In 1995 Nada Surf released the song “Popular”. The song proved two things: They could produce a hit and that high school doesn’t ever really die, it just hibernates in the part of your brain that also controls bowel function. On their follow up release to High/Low some musically retarded “magic” makers at Elektra Records smeared chicken blood on the walls and didn’t foresee teenagers spending their paper route money on another Nada Surf album. Among the covers they suggested for the album The Proximity Effect was a song called “Why Are You So Mean to Me?” It was a hit single on the original 1998 release but has since been taken off on reissues.

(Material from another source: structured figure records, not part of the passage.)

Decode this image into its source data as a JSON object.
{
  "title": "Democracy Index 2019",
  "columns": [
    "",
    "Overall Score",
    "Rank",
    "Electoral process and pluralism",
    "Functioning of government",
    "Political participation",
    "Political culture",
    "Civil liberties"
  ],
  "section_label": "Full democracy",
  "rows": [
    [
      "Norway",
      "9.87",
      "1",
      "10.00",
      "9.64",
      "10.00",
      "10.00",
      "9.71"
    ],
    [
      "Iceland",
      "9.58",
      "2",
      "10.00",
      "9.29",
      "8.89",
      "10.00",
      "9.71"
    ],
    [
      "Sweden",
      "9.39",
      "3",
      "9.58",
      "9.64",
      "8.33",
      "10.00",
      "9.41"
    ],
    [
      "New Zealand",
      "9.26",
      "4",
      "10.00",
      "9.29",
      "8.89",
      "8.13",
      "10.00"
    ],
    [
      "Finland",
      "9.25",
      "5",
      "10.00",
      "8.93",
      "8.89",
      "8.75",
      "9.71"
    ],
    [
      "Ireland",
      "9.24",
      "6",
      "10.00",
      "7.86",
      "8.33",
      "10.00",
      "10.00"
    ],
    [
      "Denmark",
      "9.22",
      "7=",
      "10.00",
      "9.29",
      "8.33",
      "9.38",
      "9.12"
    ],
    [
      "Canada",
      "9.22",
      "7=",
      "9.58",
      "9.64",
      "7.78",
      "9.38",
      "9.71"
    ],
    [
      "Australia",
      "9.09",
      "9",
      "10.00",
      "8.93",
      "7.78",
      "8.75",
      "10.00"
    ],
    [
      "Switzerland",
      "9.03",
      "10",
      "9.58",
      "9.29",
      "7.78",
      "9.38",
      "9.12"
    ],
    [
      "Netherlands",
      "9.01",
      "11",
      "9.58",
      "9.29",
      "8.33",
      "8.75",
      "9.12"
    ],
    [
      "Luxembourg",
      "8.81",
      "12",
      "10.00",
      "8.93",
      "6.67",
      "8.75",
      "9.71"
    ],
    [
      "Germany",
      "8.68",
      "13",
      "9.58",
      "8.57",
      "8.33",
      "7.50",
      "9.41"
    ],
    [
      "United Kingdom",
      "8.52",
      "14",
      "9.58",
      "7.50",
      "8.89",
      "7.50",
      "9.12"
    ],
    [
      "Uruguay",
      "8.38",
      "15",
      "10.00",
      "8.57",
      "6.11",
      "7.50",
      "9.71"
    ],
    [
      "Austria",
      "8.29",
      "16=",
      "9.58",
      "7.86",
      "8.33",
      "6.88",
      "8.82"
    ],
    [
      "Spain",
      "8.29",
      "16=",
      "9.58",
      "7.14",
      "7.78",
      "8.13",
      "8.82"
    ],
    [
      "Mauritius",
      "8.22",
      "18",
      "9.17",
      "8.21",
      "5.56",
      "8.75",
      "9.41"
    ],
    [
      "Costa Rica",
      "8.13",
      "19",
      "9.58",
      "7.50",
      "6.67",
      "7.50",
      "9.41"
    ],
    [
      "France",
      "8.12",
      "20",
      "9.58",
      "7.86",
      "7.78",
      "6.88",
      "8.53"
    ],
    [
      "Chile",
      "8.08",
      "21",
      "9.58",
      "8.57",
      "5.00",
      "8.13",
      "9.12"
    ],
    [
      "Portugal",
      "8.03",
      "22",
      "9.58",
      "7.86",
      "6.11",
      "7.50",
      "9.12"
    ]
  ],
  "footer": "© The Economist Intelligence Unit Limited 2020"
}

“Why Are you So Mean to Me?” was by Topeka, KS own Vitreous Humor; it was a great song before it was covered and Nada Surf did not improve, add to or take the song places it had not already traveled to with its original writers. The song also happened to be one of many crashing, chugging and exceptionally crescendo’d tunes Vitreous Humor had produced in an abbreviated six year existence.
“385 Ft. Wide” is my favorite. Like a number of their others, it starts off with an infectious bass, then explodes into a short ride to the lip of Danny Pounds vocal wave. Rock writer Jim Miller wrote that he could hear Veronica Bennett of The Ronettes strain in songs to hit the proper notes that other premier female vocalists of her time seemingly belted out with ease. Luckily, for Danny Pound it was the 1990’s and the strain became an otherworldly, fantastic affectation. Unluckily for Pound, his powerful heartfelt rasp led to a punctured lung and the end of Vitreous Humor.
Songs that are titled after a woman’s first name are so steeped in cliches of old rock n’ roll it’s difficult to get out the chisel and hammer to see what’s really below. The lyrics were courtesy of Screeching Weasel, but Sam McPheeters screaming out “Janelle” like it’s his last word ever is all Born Against.
“Never love a wild thing…. He was always lugging home wild things. A hawk with a hurt wing. One time it was a full-grown bobcat with a broken leg. But you can’t give your heart to a wild thing: the more you do, the stronger they get. Until they’re strong enough to run into the woods. Or fly into a tree. Then a taller tree. Then the sky. That’s how you’ll end up…. If you let yourself love a wild thing. You’ll end up looking at the sky.” Truman Capote from Breakfast at Tiffany’s, 1958
From Red Fang to this, it makes sense if you disconnect the dots a bit. This video of Sabbath in Paris was shot the same year Paranoid came out. Recorded at the world famous Olympia in Paris, which was founded in 1888 by the very same guy who started Moulin Rouge.
A 40 year old, over-the-hill sonic testament to a great band seemingly at the height of their power.